In Martin Scorsese's great crime film Casino Joe Pesci plays a vicious mob enforcer and hit man in Las Vegas who reports to the bosses "back home," as Pesci's character describes them in the film's voice-over narration.
 
The bosses are portrayed in the film as a group of elderly and infirm men who hang around eating, playing cards and collecting money from their criminal underlings.
 
Pesci's character, based on on a very real gangster named Anthony "Tony Ant" Spilotro, is brutally murdered, along with his brother Michael, in a mid-west cornfield in the film. Their murder, along with several other murders, were ordered by the bosses back home.

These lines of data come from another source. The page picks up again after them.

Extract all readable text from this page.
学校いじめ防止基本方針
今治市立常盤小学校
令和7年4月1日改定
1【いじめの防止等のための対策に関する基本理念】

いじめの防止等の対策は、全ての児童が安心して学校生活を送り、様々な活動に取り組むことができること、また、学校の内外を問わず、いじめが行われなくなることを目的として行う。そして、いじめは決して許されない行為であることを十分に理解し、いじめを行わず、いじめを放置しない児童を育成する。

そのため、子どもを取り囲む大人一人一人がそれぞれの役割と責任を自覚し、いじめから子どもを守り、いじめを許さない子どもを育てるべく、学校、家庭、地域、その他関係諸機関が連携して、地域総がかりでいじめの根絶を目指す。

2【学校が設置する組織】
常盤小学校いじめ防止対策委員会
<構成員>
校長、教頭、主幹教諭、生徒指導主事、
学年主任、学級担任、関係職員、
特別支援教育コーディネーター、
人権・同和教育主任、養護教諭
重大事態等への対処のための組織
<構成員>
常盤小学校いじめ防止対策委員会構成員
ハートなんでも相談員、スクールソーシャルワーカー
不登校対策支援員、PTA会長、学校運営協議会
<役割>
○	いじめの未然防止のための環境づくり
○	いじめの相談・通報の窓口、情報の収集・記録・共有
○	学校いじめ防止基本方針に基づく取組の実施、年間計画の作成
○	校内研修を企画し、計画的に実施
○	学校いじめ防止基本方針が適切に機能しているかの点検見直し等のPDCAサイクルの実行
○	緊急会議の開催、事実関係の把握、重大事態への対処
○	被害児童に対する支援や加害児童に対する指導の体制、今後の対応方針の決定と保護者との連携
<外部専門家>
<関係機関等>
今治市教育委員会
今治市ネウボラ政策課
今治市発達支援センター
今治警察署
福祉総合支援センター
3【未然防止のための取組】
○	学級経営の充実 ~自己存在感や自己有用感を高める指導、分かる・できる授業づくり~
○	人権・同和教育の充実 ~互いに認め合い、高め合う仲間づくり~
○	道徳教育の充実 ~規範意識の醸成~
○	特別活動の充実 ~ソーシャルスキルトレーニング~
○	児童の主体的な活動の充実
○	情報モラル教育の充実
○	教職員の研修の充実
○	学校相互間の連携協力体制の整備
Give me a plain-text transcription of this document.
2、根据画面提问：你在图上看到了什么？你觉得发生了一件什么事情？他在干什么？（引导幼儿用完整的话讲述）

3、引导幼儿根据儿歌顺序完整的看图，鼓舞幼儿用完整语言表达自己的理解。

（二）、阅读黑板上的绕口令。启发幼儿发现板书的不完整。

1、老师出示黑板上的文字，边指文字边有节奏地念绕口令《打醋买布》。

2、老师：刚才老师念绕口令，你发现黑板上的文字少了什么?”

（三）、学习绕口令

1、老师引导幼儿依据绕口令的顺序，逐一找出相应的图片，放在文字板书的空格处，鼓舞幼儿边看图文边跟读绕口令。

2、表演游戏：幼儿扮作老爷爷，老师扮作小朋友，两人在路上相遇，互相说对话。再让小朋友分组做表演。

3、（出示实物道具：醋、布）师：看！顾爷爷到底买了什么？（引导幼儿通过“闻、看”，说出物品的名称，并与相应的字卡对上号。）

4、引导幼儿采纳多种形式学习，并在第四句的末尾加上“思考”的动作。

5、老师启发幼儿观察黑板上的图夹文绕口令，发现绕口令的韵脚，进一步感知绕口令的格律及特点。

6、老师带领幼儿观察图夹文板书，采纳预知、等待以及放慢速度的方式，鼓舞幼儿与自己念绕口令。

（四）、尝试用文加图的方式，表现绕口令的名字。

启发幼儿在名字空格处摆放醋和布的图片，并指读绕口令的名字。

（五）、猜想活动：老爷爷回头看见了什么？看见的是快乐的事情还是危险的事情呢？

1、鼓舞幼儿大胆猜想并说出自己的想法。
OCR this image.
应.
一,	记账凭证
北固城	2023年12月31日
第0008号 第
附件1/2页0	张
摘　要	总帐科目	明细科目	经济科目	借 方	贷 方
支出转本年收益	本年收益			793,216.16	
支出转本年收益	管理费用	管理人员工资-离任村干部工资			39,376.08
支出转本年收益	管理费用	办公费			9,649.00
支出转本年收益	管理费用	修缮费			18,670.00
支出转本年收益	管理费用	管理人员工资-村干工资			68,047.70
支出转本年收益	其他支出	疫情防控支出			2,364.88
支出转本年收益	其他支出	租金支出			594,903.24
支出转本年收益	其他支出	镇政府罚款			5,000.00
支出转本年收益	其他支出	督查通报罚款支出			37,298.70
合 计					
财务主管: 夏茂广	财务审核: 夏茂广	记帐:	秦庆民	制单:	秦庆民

Back home is Chicago, home of the criminal organization known as "the Outfit."
 
Family Secrets: The Case That Crippled the Chicago Mob (Chicago Review Press) covers the Spilotro murders and much more in this revealing look at organized crime. The book, written by  Chicago Tribune reporter Jeff Coen, covers the trial of the outfit bosses in 2007.
 
"The scale of the case was unprecedented, for the first time naming the Chicago Outfit itself as a criminal enterprise under federal anti-racketeering laws and alleging a conspiracy that was born with Al Capone and flourished from the 1960s forward," Coen wrote in the book. "The case included fourteen defendants, eighteen murders and decades of bookmaking, loan sharking, extortion and violence."
 
The investigation of the Outfit began in 1998 when the FBI received a letter from Frank Calabrese, Jr., son of one of the Outfit's most violent bosses, Frank Calabrese, Sr.
 
Due to a sour relationship with his father, the son told the FBI that he was willing to wear a wire and gather evidence against his father while they were incarcerated together. The father enjoyed explaining how the Outfit worked to his son. He also allowed his son to observe how he conducted business from the prison yard.
 
The FBI was later able to turn Nicholas Calabrese, a hit man for his brother Frank Calabrese, Sr., into a key witness against the Outfit bosses.
 
The FBI called the seven-year investigation "Operation Family Secrets." According to the FBI, the list of those charged read like a "Who's Who" of the Chicago mob.
 
After several mobsters pleaded guilty, the remaining five defendants were Frank Calabrese, Sr., James "Jimmy Light" Marcello, the reputed boss of the Outfit, Joey "the Clown" Lombardo, a tough, old-school mob boss, Anthony "Twan" Doyle, a former Chicago police officer accused of leaking information to Frank Calabrese, Sr., and Outfit enforcer Paul "the Indian' Schiro.
 
In September of 2007 the jury convicted the five men on broad conspiracy charges.
 
Jeff Coen does a fine job of covering the trial and he offers vivid descriptions of the defendants, the witnesses and the prosecutors, who are as colorful as the gangsters.
 
Reading the book makes you feel like you are sitting in the courtroom. This is a very good true crime book.